Following this year’s theme of light, a song with the injunction to bring a torch was a natural fit. Some version of “Bring a Torch, Jeanette, Isabella” likely has been around since the 1300s, not as a Christmas song but as a dance. You can picture the twirling and skipping and footwork in this tune. Then it seems it was first published in France in a collection of Christmas songs in the early 1500s. In the Provence region kids may still dress up and carry lights to Christmas Midnight mass while singing this song. Some have speculated that this song served as a way of physically performing the assemblage of a creche scene. As everyone meets with their torches and candles, they gather around the Christchild, and, in the song, they must be quiet and careful not to wake him.

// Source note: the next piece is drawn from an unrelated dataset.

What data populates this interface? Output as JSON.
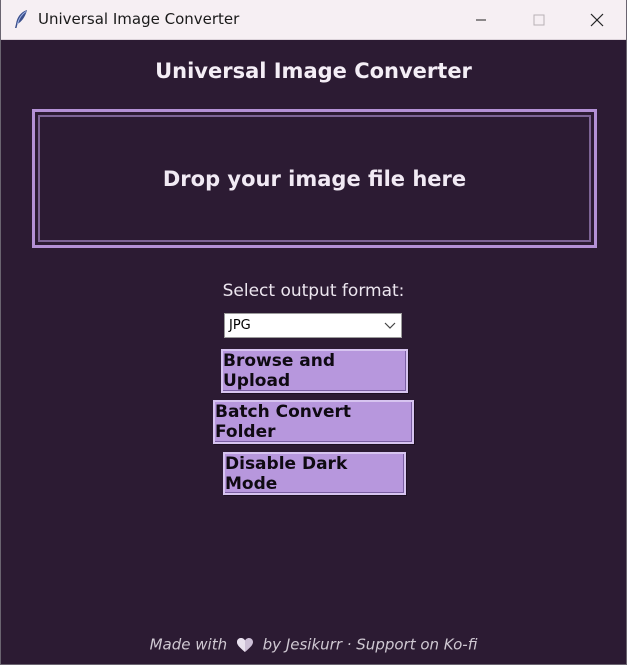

To be honest, I had a hard time knowing what song to choose for today. Last night as I prepared for bed, I saw more breaking headlines about the crisis in Aleppo, and I remembered four years ago today when we heard the terrifying news about the shooting at Sandy Hook. Then in 2012 it seemed that posting festive Christmas music was perhaps a bit tone deaf during the next few days, and I thought of those same feelings again today. Although the Robert Shaw recording may not evoke this interpretation, I found myself reflecting on the words of the second verse:

It is wrong when the Child is sleeping
It is wrong to speak so loud;
Silence, now as you come to the cradle,
Lest you awaken little Jesus…

And that seemed to get at some of the feelings I was thinking through. Then, as I rummaged for pictures to use, looking for something with torch, I saw one of the Statue of Liberty and thought about how it had been gifted to the United States from France in 1886. Lady Liberty also lights a torch and looks to bless the weak and the poor.